Begin in mountain pose (tadasana). Step your feet about 4 feet apart (maybe more if you are long legged), while lifting your arms straight out to your sides, palms down. Rotate the right foot 90 degrees while bending the leg so that it eventually assumes a 90 degree angle as well. The back leg will remain straight with pressure on the outside half of the foot, as the weight of the body moves forward over the front leg. This is your balance point — so don’t move past 90 degrees with your front knee bend and don’t relieve the pressure on the outer half of your back foot and smallest toes.

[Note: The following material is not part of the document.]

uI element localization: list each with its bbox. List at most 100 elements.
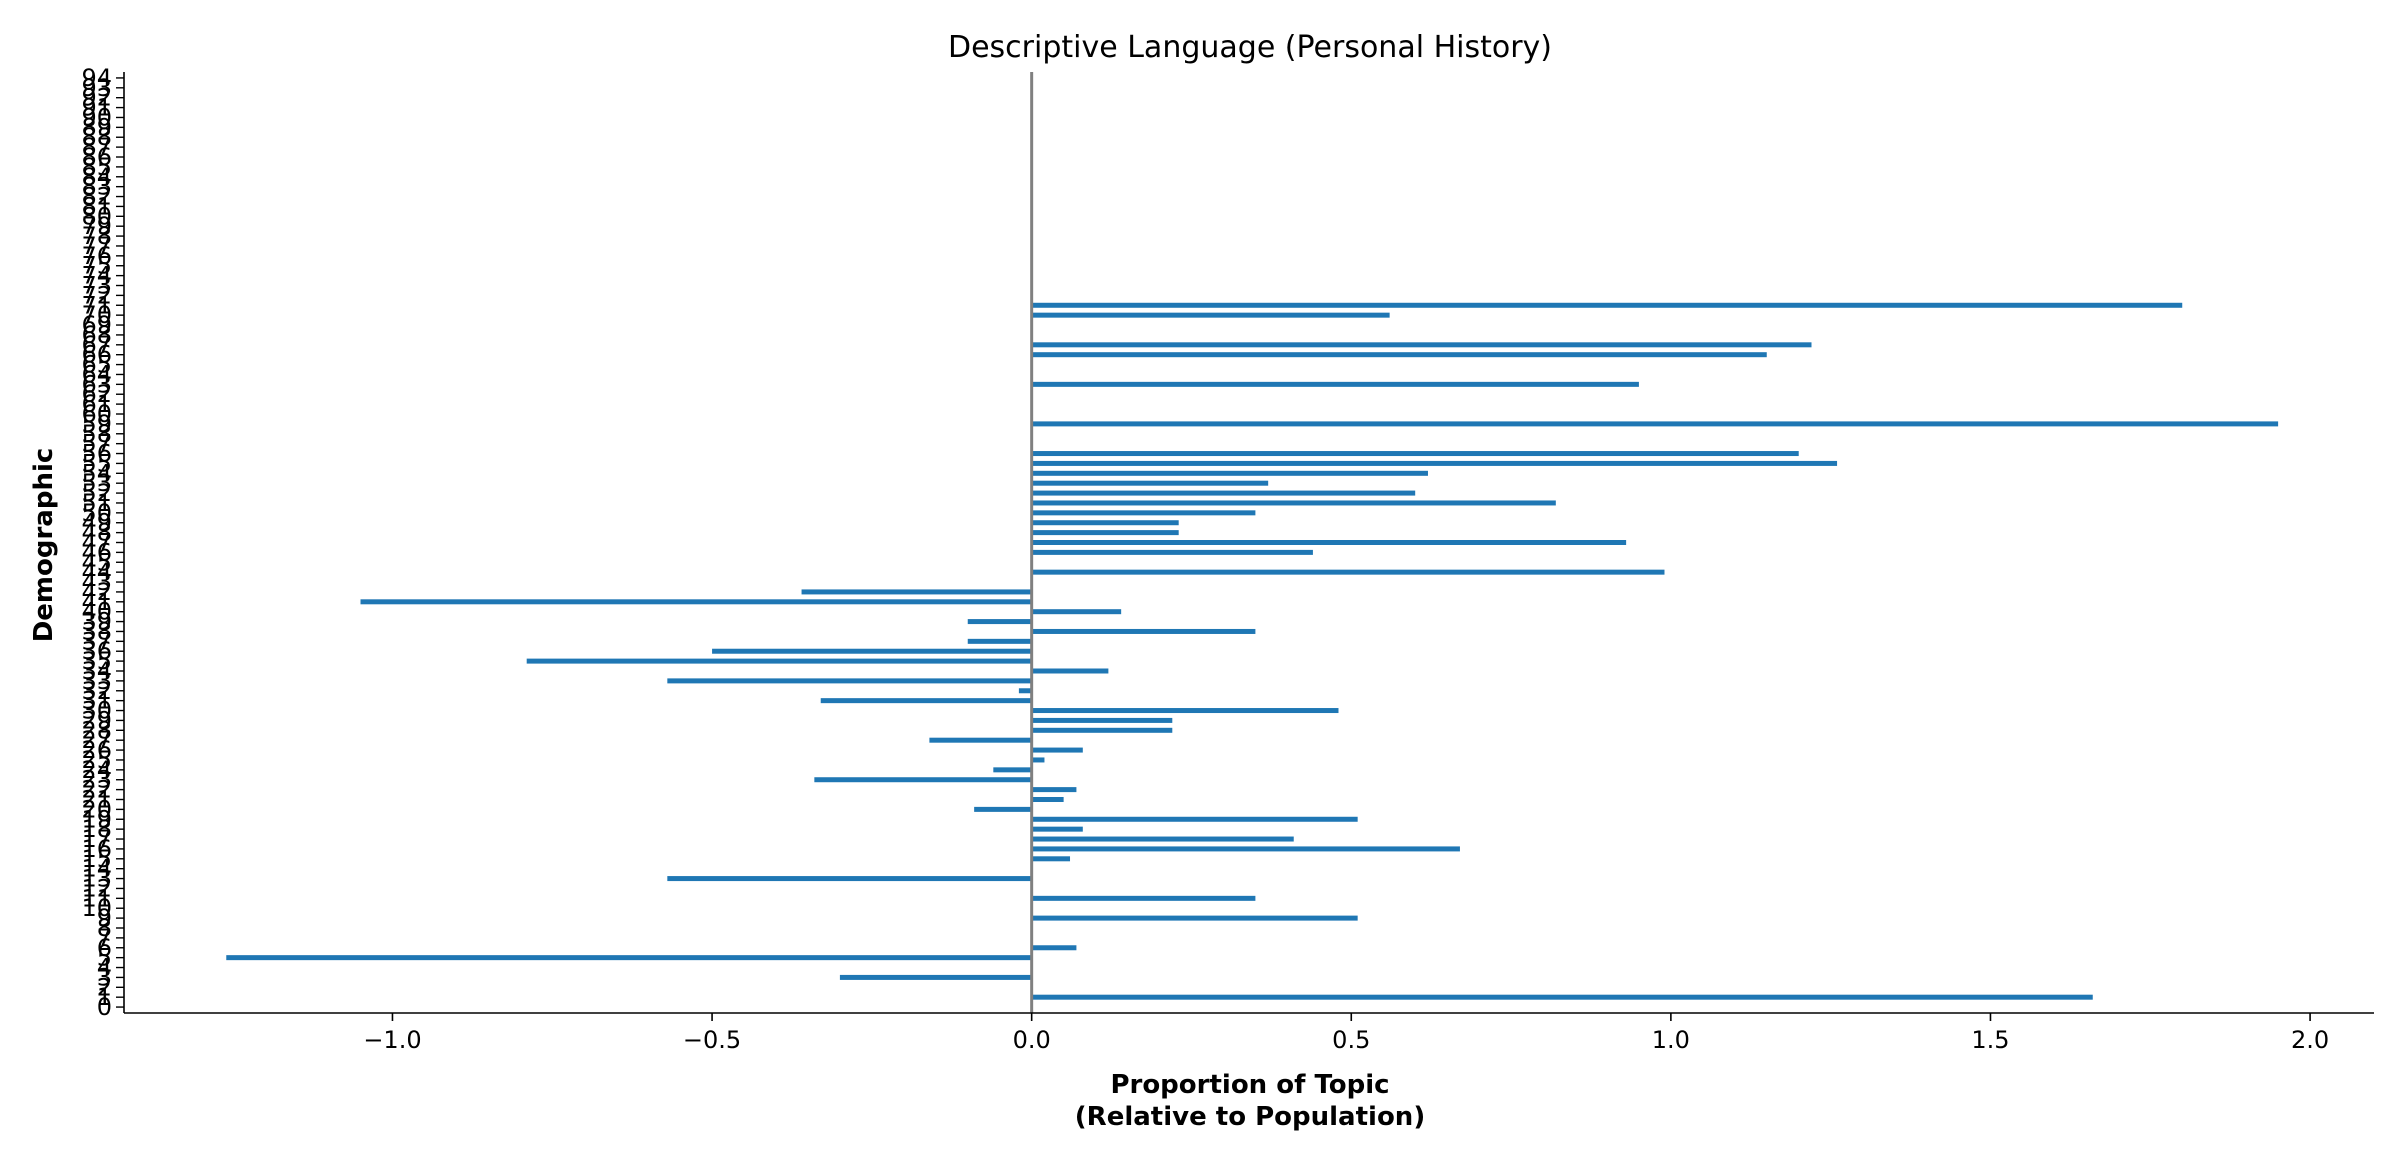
bar-29	[1031, 717, 1173, 723]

Now, the right hand will move to the floor, stopping palm down on the floor or on a block beside your foot. The right arm is along side the calf on the right leg. The left arm stretches over the head — which is turned upward so your gaze looks beyond the left arm towards the sky. Your back left leg and your stretched out left arm will form one long 45 degree plane. Hold long enough to concentrate on a few full breaths, breathing gently through areas of stress and strain. Repeat on the opposite side.